Who is this amorphous “they”? Who is this all-knowing judge sitting at the sidelines of our lives judging every step we take?

Everyone judges everyone. All of the time. And honestly, most of the time, when people are judging you it is because they are jealous that you had the guts to go out and do something they did not. So, if you’re going to be judged anyways, shouldn’t you at least have fun?

Oftentimes, the biggest judge is actually us. We hold ourselves back because we are embarrassed or we don’t want to make fools of ourselves. But how often do we hold ourselves back from having the time of our lives?

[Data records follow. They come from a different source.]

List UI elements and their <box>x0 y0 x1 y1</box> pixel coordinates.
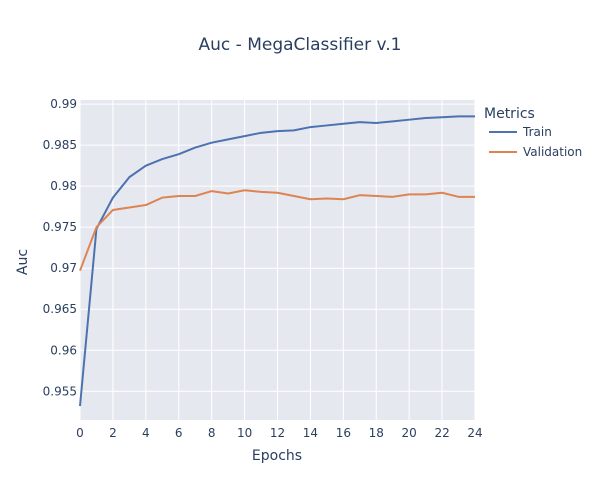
legend-item-validation[interactable]: Validation <box>489 145 582 159</box>
chart-title: Auc - MegaClassifier v.1 <box>199 35 402 55</box>
y-tick-label: 0.99 <box>50 97 77 111</box>
legend-label: Train <box>522 125 552 139</box>
x-tick-label: 22 <box>434 426 449 440</box>
x-axis-title: Epochs <box>252 448 302 464</box>
x-tick-label: 10 <box>237 426 252 440</box>
x-tick-label: 4 <box>142 426 150 440</box>
y-axis-ticks: 0.955 0.96 0.965 0.97 0.975 0.98 0.985 0.99 <box>43 97 77 398</box>
x-tick-label: 16 <box>336 426 351 440</box>
y-tick-label: 0.97 <box>50 261 77 275</box>
series-layer <box>79 115 475 407</box>
x-tick-label: 0 <box>76 426 84 440</box>
x-tick-label: 24 <box>467 426 482 440</box>
y-tick-label: 0.955 <box>43 384 77 398</box>
x-tick-label: 20 <box>402 426 417 440</box>
series-line-train[interactable] <box>79 115 475 407</box>
x-tick-label: 14 <box>303 426 318 440</box>
legend[interactable]: Metrics Train Validation <box>484 106 582 159</box>
x-tick-label: 2 <box>109 426 117 440</box>
x-tick-label: 6 <box>175 426 183 440</box>
legend-title: Metrics <box>484 106 535 122</box>
y-tick-label: 0.975 <box>43 220 77 234</box>
x-axis-ticks: 0 2 4 6 8 10 12 14 16 18 20 22 24 <box>76 426 482 440</box>
y-tick-label: 0.965 <box>43 302 77 316</box>
x-tick-label: 12 <box>270 426 285 440</box>
legend-item-train[interactable]: Train <box>489 125 552 139</box>
legend-label: Validation <box>523 145 582 159</box>
series-line-validation[interactable] <box>79 189 475 272</box>
x-tick-label: 18 <box>369 426 384 440</box>
y-tick-label: 0.985 <box>43 138 77 152</box>
y-axis-title: Auc <box>15 249 31 275</box>
y-tick-label: 0.98 <box>50 179 77 193</box>
x-tick-label: 8 <box>208 426 216 440</box>
y-tick-label: 0.96 <box>50 343 77 357</box>
gridlines <box>79 100 476 420</box>
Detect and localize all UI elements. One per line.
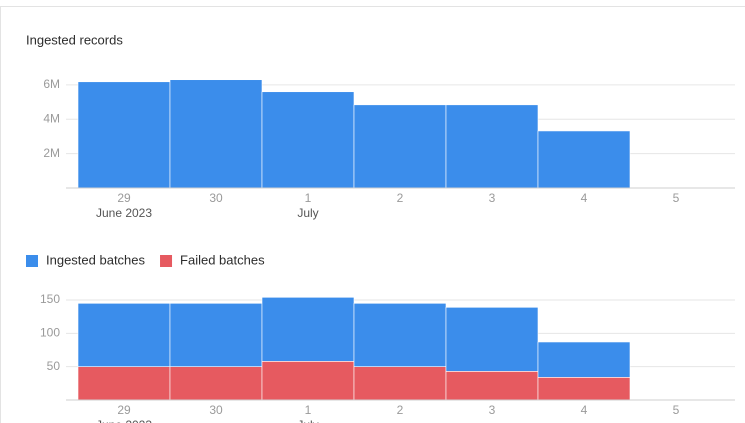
x-tick-label: 2: [397, 191, 404, 205]
bar-segment: [445, 307, 539, 372]
x-sublabel: June 2023: [96, 206, 152, 220]
y-tick-label: 100: [40, 325, 60, 339]
x-tick-label: 5: [673, 403, 680, 417]
bar-segment: [77, 366, 171, 401]
y-tick-label: 6M: [43, 77, 60, 91]
x-tick-label: 4: [581, 403, 588, 417]
x-tick-label: 1: [305, 403, 312, 417]
bar-segment: [261, 361, 355, 401]
legend-label: Ingested batches: [46, 252, 146, 267]
bar: [261, 91, 355, 189]
x-tick-label: 30: [209, 403, 223, 417]
bar-segment: [445, 371, 539, 401]
bar-segment: [537, 341, 631, 378]
y-tick-label: 4M: [43, 111, 60, 125]
y-tick-label: 150: [40, 292, 60, 306]
x-tick-label: 2: [397, 403, 404, 417]
bar-segment: [169, 366, 263, 401]
x-tick-label: 4: [581, 191, 588, 205]
x-tick-label: 29: [117, 403, 131, 417]
x-tick-label: 5: [673, 191, 680, 205]
x-tick-label: 30: [209, 191, 223, 205]
bar: [537, 130, 631, 189]
bar-segment: [261, 297, 355, 362]
bar-segment: [77, 303, 171, 367]
chart-title: Ingested records: [26, 32, 123, 47]
x-tick-label: 3: [489, 403, 496, 417]
legend-swatch: [160, 255, 173, 267]
x-tick-label: 3: [489, 191, 496, 205]
bar: [353, 104, 447, 189]
x-sublabel: July: [297, 206, 318, 220]
bar-segment: [537, 377, 631, 401]
y-tick-label: 2M: [43, 146, 60, 160]
bar-segment: [169, 303, 263, 367]
bar-segment: [353, 303, 447, 367]
x-tick-label: 1: [305, 191, 312, 205]
x-sublabel: June 2023: [96, 418, 152, 423]
x-tick-label: 29: [117, 191, 131, 205]
bar: [169, 79, 263, 189]
legend-label: Failed batches: [180, 252, 265, 267]
bar: [445, 104, 539, 189]
bar-segment: [353, 366, 447, 401]
x-sublabel: July: [297, 418, 318, 423]
y-tick-label: 50: [47, 359, 61, 373]
bar: [77, 81, 171, 189]
legend-swatch: [26, 255, 38, 267]
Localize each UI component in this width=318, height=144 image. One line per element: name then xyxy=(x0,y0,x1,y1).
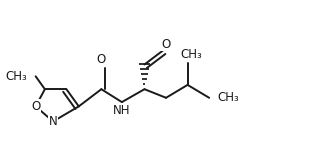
Text: O: O xyxy=(31,100,40,113)
Text: O: O xyxy=(97,53,106,66)
Text: O: O xyxy=(162,38,171,51)
Text: NH: NH xyxy=(113,104,131,117)
Text: CH₃: CH₃ xyxy=(218,91,239,104)
Text: CH₃: CH₃ xyxy=(181,48,203,61)
Text: CH₃: CH₃ xyxy=(6,70,27,83)
Text: N: N xyxy=(49,115,58,128)
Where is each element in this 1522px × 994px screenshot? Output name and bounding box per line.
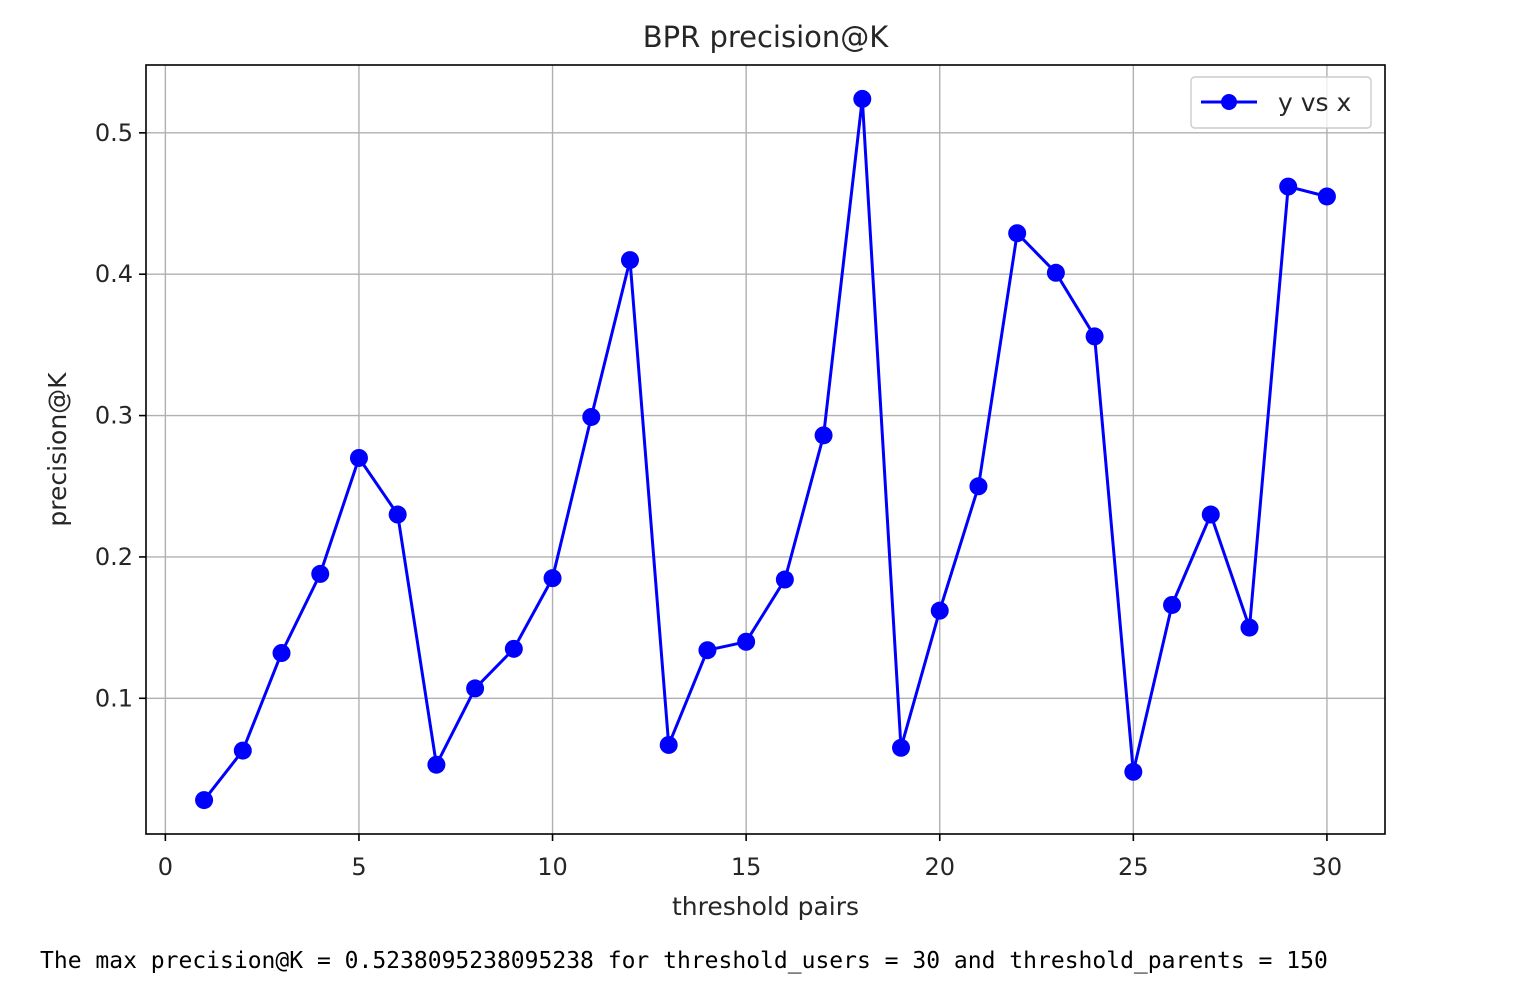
data-point xyxy=(1201,505,1220,524)
x-tick-label: 10 xyxy=(537,853,568,881)
data-point xyxy=(543,569,562,588)
data-point xyxy=(1279,177,1298,196)
data-point xyxy=(930,601,949,620)
data-point xyxy=(272,644,291,663)
chart-title: BPR precision@K xyxy=(643,20,890,54)
x-tick-label: 30 xyxy=(1312,853,1343,881)
data-point xyxy=(698,641,717,660)
data-point xyxy=(659,735,678,754)
data-point xyxy=(311,564,330,583)
data-point xyxy=(427,755,446,774)
data-point xyxy=(1046,263,1065,282)
x-axis-ticks: 0 5 10 15 20 25 30 xyxy=(158,834,1342,881)
grid xyxy=(146,65,1385,834)
data-point xyxy=(814,426,833,445)
y-axis-ticks: 0.1 0.2 0.3 0.4 0.5 xyxy=(95,119,146,712)
data-point xyxy=(388,505,407,524)
data-point xyxy=(1317,187,1336,206)
legend: y vs x xyxy=(1190,76,1372,129)
plot-frame xyxy=(145,64,1386,835)
y-tick-label: 0.3 xyxy=(95,402,133,430)
data-point xyxy=(1240,618,1259,637)
series-layer xyxy=(195,89,1336,810)
data-point xyxy=(853,89,872,108)
data-point xyxy=(233,741,252,760)
output-text: The max precision@K = 0.5238095238095238… xyxy=(40,948,1328,974)
x-tick-label: 0 xyxy=(158,853,173,881)
data-point xyxy=(466,679,485,698)
data-point xyxy=(349,448,368,467)
data-point xyxy=(1008,224,1027,243)
y-axis-label: precision@K xyxy=(43,372,72,527)
x-tick-label: 15 xyxy=(731,853,762,881)
data-point xyxy=(504,639,523,658)
data-point xyxy=(1085,327,1104,346)
data-point xyxy=(737,632,756,651)
data-point xyxy=(582,407,601,426)
legend-marker xyxy=(1221,94,1237,110)
data-point xyxy=(620,251,639,270)
legend-box xyxy=(1190,76,1372,129)
series-line xyxy=(202,97,1328,802)
data-point xyxy=(1124,762,1143,781)
x-tick-label: 25 xyxy=(1118,853,1149,881)
x-tick-label: 20 xyxy=(924,853,955,881)
data-point xyxy=(775,570,794,589)
y-tick-label: 0.1 xyxy=(95,684,133,712)
x-axis-label: threshold pairs xyxy=(672,892,859,921)
legend-label: y vs x xyxy=(1278,88,1351,117)
y-tick-label: 0.5 xyxy=(95,119,133,147)
data-point xyxy=(892,738,911,757)
data-point xyxy=(195,791,214,810)
x-tick-label: 5 xyxy=(351,853,366,881)
data-point xyxy=(1163,595,1182,614)
y-tick-label: 0.2 xyxy=(95,543,133,571)
data-point xyxy=(969,477,988,496)
y-tick-label: 0.4 xyxy=(95,260,133,288)
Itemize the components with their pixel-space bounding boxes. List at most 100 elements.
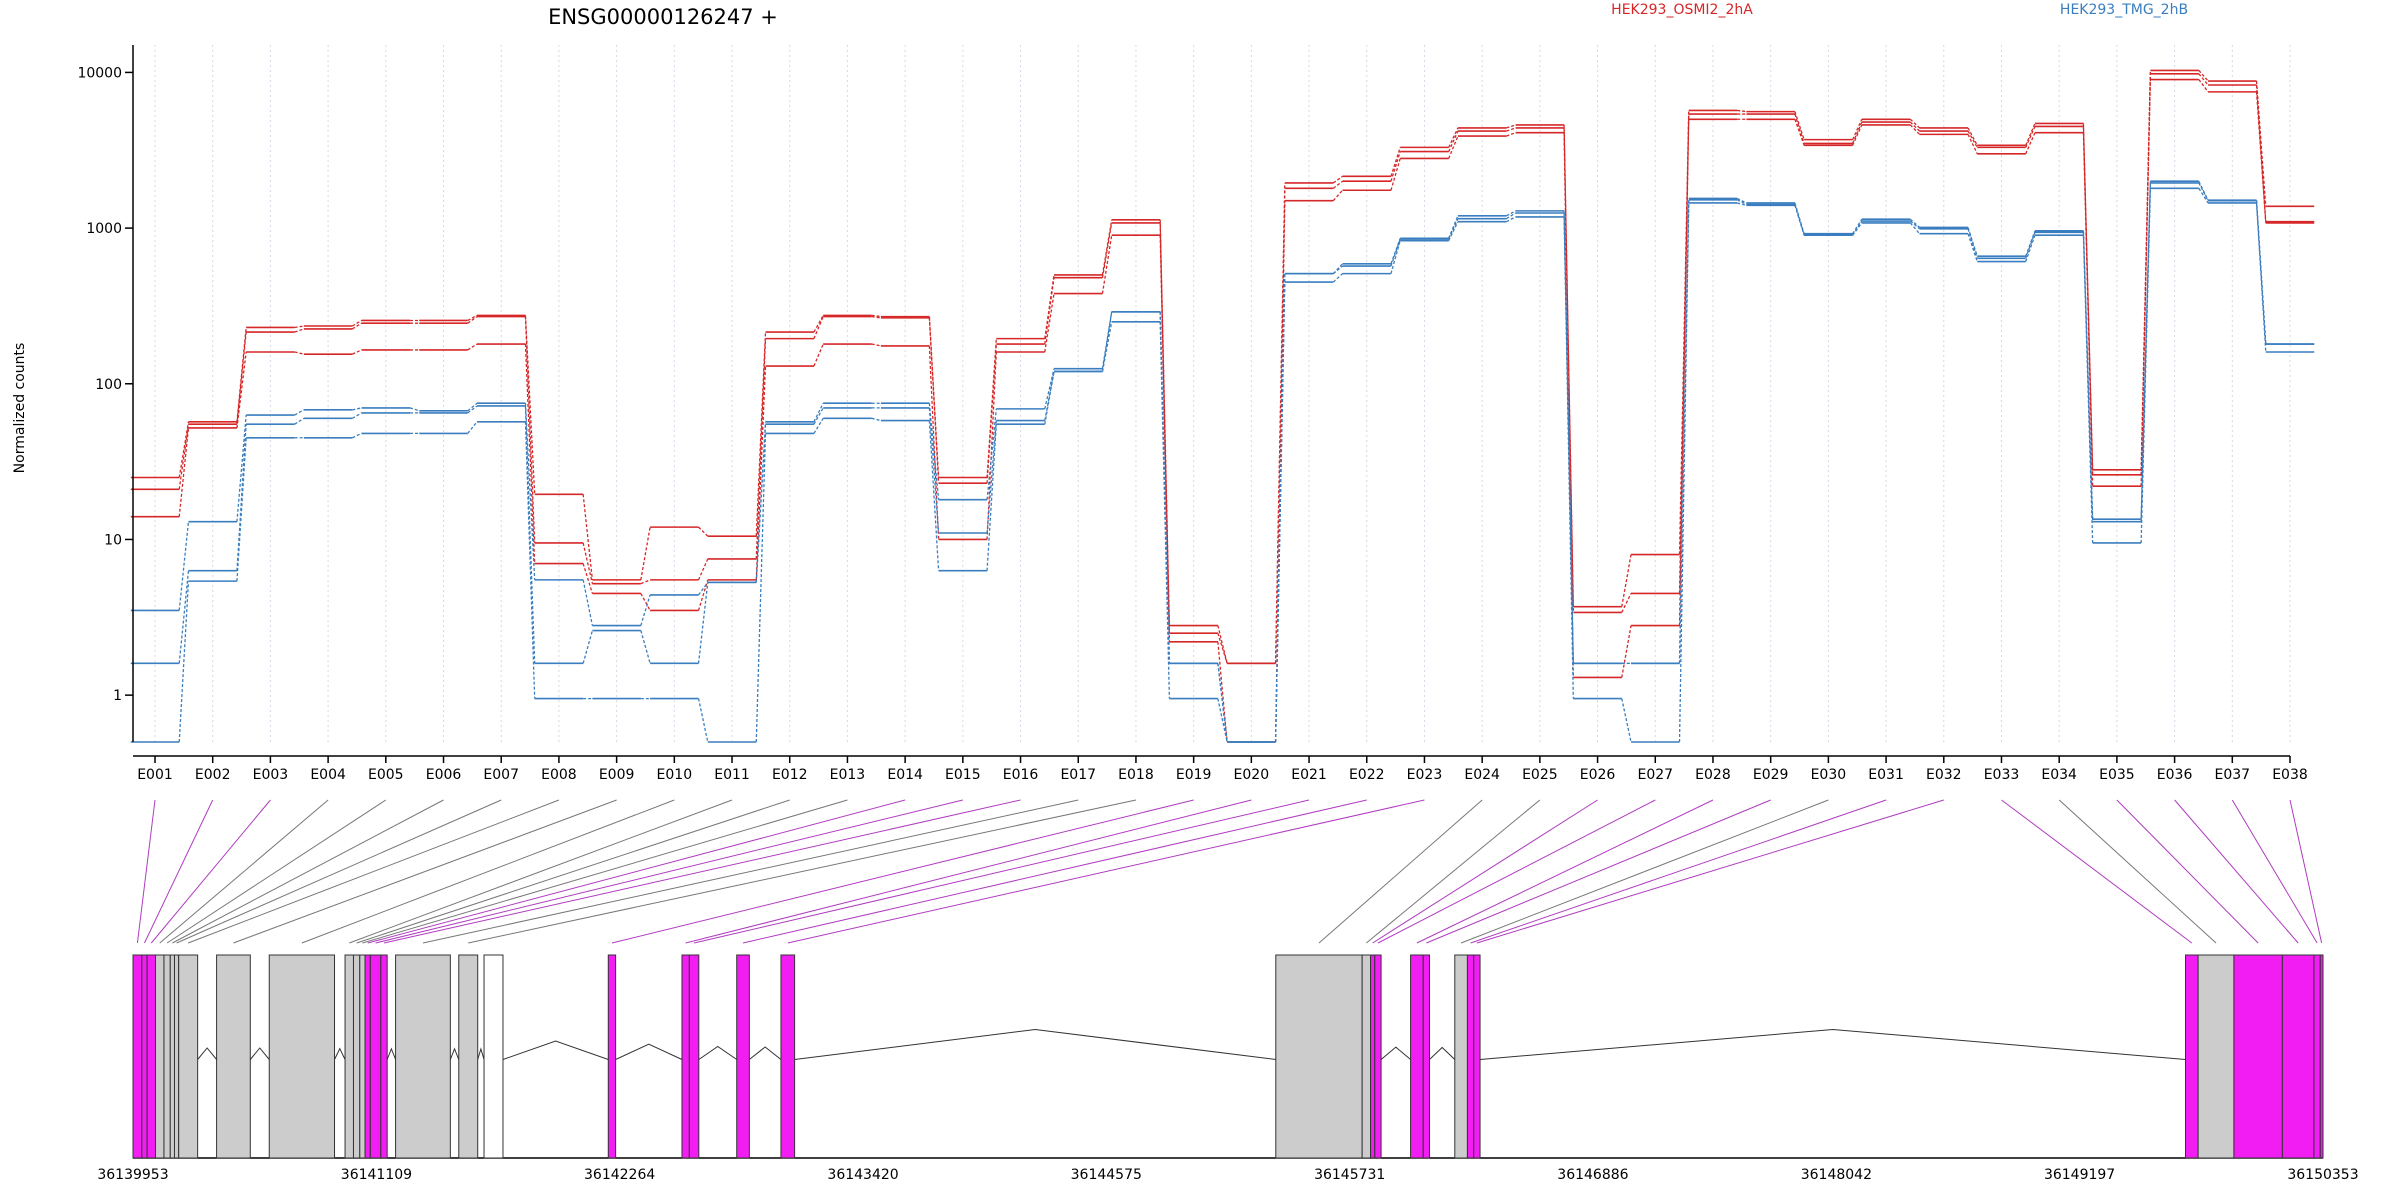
series-segment	[1736, 197, 1747, 204]
series-segment	[1852, 222, 1863, 236]
exon-connector	[2001, 799, 2193, 944]
exon-connector	[468, 799, 1137, 944]
exon-block	[178, 954, 199, 1159]
series-segment	[2082, 235, 2094, 543]
intron-line	[334, 1047, 346, 1060]
x-tick-label: E012	[772, 767, 808, 783]
series-segment	[1217, 698, 1228, 743]
exon-block	[1361, 954, 1372, 1159]
exon-connector	[2116, 799, 2259, 944]
exon-connector	[422, 799, 1079, 944]
series-segment	[582, 494, 594, 580]
x-tick-label: E029	[1753, 767, 1789, 783]
series-line	[130, 187, 2315, 743]
intron-line	[449, 1047, 460, 1060]
series-line	[130, 78, 2315, 743]
series-segment	[1967, 227, 1978, 257]
series-segment	[813, 343, 824, 367]
series-segment	[524, 403, 536, 580]
series-segment	[1217, 663, 1228, 743]
series-segment	[928, 403, 940, 500]
series-segment	[352, 432, 362, 439]
series-segment	[1506, 127, 1516, 132]
coordinate-tick-label: 36150353	[2287, 1167, 2358, 1183]
series-segment	[1909, 220, 1920, 230]
x-tick-label: E006	[426, 767, 462, 783]
exon-connector	[1460, 799, 1829, 944]
series-segment	[236, 424, 247, 571]
series-segment	[524, 344, 536, 564]
x-tick-label: E021	[1291, 767, 1327, 783]
series-segment	[467, 316, 478, 324]
series-segment	[352, 319, 362, 327]
series-segment	[871, 343, 882, 347]
series-segment	[1621, 554, 1632, 607]
series-segment	[582, 630, 594, 664]
series-segment	[1967, 134, 1978, 155]
series-segment	[2025, 126, 2036, 148]
x-tick-label: E019	[1176, 767, 1212, 783]
series-segment	[178, 581, 190, 743]
x-tick-label: E030	[1811, 767, 1847, 783]
series-segment	[1332, 273, 1343, 283]
exon-connector	[1372, 799, 1598, 944]
intron-line	[1480, 1028, 2186, 1060]
exon-connector	[233, 799, 617, 944]
exon-block	[163, 954, 171, 1159]
series-segment	[352, 407, 362, 411]
series-segment	[698, 526, 709, 537]
series-segment	[871, 417, 882, 422]
series-segment	[697, 582, 709, 664]
series-segment	[2082, 126, 2094, 475]
exon-connector	[1318, 799, 1483, 944]
exon-block	[736, 954, 750, 1159]
series-segment	[1332, 175, 1343, 184]
exon-connector	[187, 799, 560, 944]
intron-line	[698, 1045, 738, 1060]
series-segment	[1332, 189, 1344, 202]
x-tick-label: E024	[1464, 767, 1500, 783]
coordinate-tick-label: 36139953	[97, 1167, 168, 1183]
exon-block	[173, 954, 180, 1159]
x-tick-label: E020	[1234, 767, 1270, 783]
coordinate-tick-label: 36145731	[1314, 1167, 1385, 1183]
exon-block	[1473, 954, 1481, 1159]
series-line	[130, 72, 2315, 665]
exon-block	[1374, 954, 1382, 1159]
y-tick-label: 1	[113, 688, 122, 704]
exon-connector	[1470, 799, 1887, 944]
series-segment	[640, 579, 651, 585]
series-segment	[1736, 199, 1747, 205]
series-segment	[1909, 218, 1920, 228]
exon-block	[2319, 954, 2324, 1159]
exon-block	[132, 954, 143, 1159]
series-segment	[871, 315, 881, 319]
x-tick-label: E011	[714, 767, 750, 783]
series-segment	[1506, 124, 1516, 129]
x-tick-label: E022	[1349, 767, 1385, 783]
series-segment	[813, 402, 824, 423]
series-segment	[1506, 216, 1516, 223]
gene-model: 36139953 36141109 36142264 36143420 36144575…	[97, 954, 2359, 1183]
series-segment	[1044, 277, 1055, 345]
x-tick-label: E032	[1926, 767, 1962, 783]
x-tick-label: E023	[1407, 767, 1443, 783]
x-tick-label: E007	[483, 767, 519, 783]
series-segment	[467, 421, 478, 434]
x-tick-label: E018	[1118, 767, 1154, 783]
coordinate-tick-label: 36142264	[584, 1167, 655, 1183]
exon-block	[2313, 954, 2321, 1159]
series-segment	[1678, 119, 1690, 626]
legend-series-tmg: HEK293_TMG_2hB	[2060, 2, 2188, 18]
exon-connector	[136, 799, 156, 944]
x-tick-label: E005	[368, 767, 404, 783]
x-tick-label: E031	[1868, 767, 1904, 783]
exon-connector	[787, 799, 1425, 944]
series-segment	[1967, 233, 1978, 262]
series-segment	[928, 420, 940, 571]
series-segment	[928, 345, 940, 540]
series-segment	[1448, 127, 1459, 148]
legend-series-osmi2: HEK293_OSMI2_2hA	[1611, 2, 1753, 18]
exon-block	[1454, 954, 1468, 1159]
series-segment	[1044, 371, 1055, 425]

I am an incredibly shy person. A shy professional speaker might seem like an oxymoron, but it’s the truth. In my everyday doings, I am quiet and reserved. So when I saw my daughter singing to the world with all her might, not only was I proud of her, she taught me something. She reminded me that the most important part of life is enjoying it. And you truly can not enjoy it if you are always worrying what other people think. Just be yourself and sing loud and proud. Those who love you will love you more, and those who judge you will be jealous of the fun you’re having.

PowerTools™
1)The next time you immediately find yourself saying “No” to an opportunity even though somewhere inside you want to say “Yes,” take a moment to breathe.

2) Ask yourself “What’s the worst that can happen if I say ‘Yes’?” Usually, the so-called consequences are not much. Perhaps a little embarrassment, if that.

3) Now ask yourself “Will I regret it tomorrow if I say ‘No’?” Life is too short for regret. If you will have even a little regret tomorrow, you should definitely take a chance and go for it.